Ein Vater, der von seinem Sohn das Opfer seines Lebens verlangt, ist schwer zu vereinen mit dem Bild des gütigen Gottes. Und die Auferstehung des Gekreuzigten von den Toten ist gleichfalls schwer verständlich für aufgeklärte Menschen. Am 32. Katholischen Dialog, der am 19. Januar im RomeroHaus Luzern stattfand, ging es darum, Worte und Rituale für Karfreitag und für Ostern zu finden, die ohne Verrenkungen einen Zugang zum historischen Ereignis ermöglichen und dessen Bedeutung für unsere heutige Zeit ausdrücken. Dass dies schwierig ist, zeigte sich bereits an der Zahl der anwesenden Leute: Etwa 100, zu einem beachtlichen Teil in der kirchlichen Verkündigung tätige Personen zeigten durch ihre Teilnahme ihr Interesse an der Fragestellung. Thesen zu dieser Fragestellung trugen der in Luzern lebende deutsche Theologe Fulbert Steffensky und die in Illnau-Effretikon (ZH) als Gemeindeleiterin tätige Theologin Monika Schmid vor. Moderiert wurde der Dialog von Erwin Koller.

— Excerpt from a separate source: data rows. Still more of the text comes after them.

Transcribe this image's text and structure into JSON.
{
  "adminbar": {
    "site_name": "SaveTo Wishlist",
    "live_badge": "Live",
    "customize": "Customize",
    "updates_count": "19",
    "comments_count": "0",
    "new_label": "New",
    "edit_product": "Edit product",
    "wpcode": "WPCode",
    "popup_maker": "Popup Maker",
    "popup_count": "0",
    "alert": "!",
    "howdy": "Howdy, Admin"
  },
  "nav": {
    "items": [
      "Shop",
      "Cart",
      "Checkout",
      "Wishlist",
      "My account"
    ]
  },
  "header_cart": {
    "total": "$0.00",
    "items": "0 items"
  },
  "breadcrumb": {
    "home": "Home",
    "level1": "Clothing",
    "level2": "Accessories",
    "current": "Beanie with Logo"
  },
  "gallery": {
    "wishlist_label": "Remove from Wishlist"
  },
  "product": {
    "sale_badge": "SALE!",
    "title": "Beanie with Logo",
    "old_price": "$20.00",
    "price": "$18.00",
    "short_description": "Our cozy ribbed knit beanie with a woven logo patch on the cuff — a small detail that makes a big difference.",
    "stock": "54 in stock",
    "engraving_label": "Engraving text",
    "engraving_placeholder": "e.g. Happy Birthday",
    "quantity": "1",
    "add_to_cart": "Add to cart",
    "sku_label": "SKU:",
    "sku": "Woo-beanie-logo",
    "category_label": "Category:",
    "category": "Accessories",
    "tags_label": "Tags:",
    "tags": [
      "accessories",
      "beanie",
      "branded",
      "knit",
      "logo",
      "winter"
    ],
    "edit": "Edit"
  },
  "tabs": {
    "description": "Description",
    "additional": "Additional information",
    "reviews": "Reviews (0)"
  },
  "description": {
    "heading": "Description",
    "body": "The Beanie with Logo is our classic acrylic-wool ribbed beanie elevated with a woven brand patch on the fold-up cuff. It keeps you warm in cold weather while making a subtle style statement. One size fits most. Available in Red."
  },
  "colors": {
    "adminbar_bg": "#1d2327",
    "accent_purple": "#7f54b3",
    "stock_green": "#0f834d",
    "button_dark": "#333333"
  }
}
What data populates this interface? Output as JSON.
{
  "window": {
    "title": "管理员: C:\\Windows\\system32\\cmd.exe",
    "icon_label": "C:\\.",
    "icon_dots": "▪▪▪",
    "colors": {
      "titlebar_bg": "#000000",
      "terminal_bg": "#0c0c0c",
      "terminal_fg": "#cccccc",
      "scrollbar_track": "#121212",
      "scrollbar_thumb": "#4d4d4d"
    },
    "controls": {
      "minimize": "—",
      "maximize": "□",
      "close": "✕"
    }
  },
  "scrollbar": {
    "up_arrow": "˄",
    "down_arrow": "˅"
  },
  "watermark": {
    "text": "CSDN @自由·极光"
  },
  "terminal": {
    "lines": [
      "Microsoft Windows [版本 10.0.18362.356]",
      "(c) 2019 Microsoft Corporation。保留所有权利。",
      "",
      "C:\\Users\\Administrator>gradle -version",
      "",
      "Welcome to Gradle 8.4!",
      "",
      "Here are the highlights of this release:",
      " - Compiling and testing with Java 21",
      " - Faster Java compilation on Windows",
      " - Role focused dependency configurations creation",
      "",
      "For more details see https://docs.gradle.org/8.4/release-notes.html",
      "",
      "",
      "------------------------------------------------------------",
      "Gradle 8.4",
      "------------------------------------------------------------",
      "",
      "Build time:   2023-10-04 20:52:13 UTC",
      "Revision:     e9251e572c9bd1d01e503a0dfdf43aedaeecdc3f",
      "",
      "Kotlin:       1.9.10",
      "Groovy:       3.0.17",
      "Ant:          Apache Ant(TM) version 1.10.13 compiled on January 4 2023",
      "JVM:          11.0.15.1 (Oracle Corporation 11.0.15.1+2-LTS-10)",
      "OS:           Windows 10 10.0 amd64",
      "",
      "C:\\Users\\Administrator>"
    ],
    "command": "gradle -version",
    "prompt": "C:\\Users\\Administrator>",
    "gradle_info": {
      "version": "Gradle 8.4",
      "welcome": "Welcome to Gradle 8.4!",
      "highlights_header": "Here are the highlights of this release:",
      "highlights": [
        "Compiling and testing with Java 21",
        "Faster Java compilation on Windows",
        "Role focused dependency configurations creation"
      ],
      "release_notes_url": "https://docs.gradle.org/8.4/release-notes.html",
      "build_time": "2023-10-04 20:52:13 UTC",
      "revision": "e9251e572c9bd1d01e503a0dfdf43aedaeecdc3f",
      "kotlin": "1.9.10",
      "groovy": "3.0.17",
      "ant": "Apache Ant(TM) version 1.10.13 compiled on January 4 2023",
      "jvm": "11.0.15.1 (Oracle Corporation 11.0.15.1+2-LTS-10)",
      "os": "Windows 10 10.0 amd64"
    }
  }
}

Fulbert Steffenky ging von der These aus, dass wir die Botschaft des Evangeliums immer schon als interpretierte haben und somit auch heute „interpretieren und so retten“ müssen.
So ist die Sühnetheologie, die den Karfreitag prägt, eine Interpretation, die nur schwer zu verstehen ist. „Wir werden ihr ein Bussschweigen verordnen“, sagte Steffensky, denn „kein Blut ist gut, das vergossen wird, auch nicht das Blut jenes Gekreuzigten. Aber gut ist die Güte, die nicht weicht aus unserem eigenen Schicksal. Der Gott der Güte ist in Christus unsere Wege gegangen und unsere Tode gestorben.“
An Ostern die Auferstehung feiern bedeutet: Der Tod hat nicht das letzte Wort. „Was das genau heisst, weiss ich nicht“, bekennt Fulbert Steffensky. „Aber das ist kein Grund, es nicht zu behaupten. Vielleicht kann man es eher singen und tanzen als theologisch behaupten. Kein Wunder, dass es immer wieder Osterspiele gab. Das Spiel der Hoffnung ist angemessener als die theologische Aussage“.
Hier konnte Monika Schmid anknüpfen. Sie erzählte, wie ihre Gemeinde jedes Jahr vom Palmsonntag über den Hohen Donnerstag zum Karfreitag und zu Ostern und Ostermontag „symbolisch feiernd den Weg mit Jesus, dem Christus, geht“. Erstaunlich viele Pfarreiangehörige gehen den Weg mit, besonders junge: „Dreissig Ministrantinnen und Ministranten tragen Kerzen zum Kreuz, eine rituelle Kreuzverehrung in Andacht und Würde“, erzählt Monika Schmid. In die traditionelle Liturgie werden zeitgenössische Gesänge und Riten eingefügt (zum Beispiel ein Song aus Jesus Christ Superstar und Cello-Musik von Johann Sebastian Bach), aber „die alte Liturgie – mit dem Mut zur Reduktion – ist Grundlage“. Und die Feier ist geprägt „von grosser gesammelter Stille“, die Raum lässt für persönliches Nachdenken und Gebet.
Monika Schmid ist überzeugt, dass sich in den Ritualen und Symbolen unser ganzes Leben verdichtet – auch in seinen Grenzerfahrungen von Leid, Schmerz und Tod. „Opfer wird von vielen Menschen besser verstanden als von uns Theologinnen und Theologen, als Hingabe und Bild vollkommener Liebe“, vermutet sie. Und die Gläubigen liessen sich von den Widersprüchlichkeiten in den Erzählungen vom auferstandenen Jesus nicht verunsichern, denn „sie bleiben Bilder der Sehnsucht, Bilder einer Hoffnung, dass Gräber tatsächlich nicht das Letzte sind. Die Frage nach Gott, nach dem Ewigen bleibt ein Leben lang bestehen“.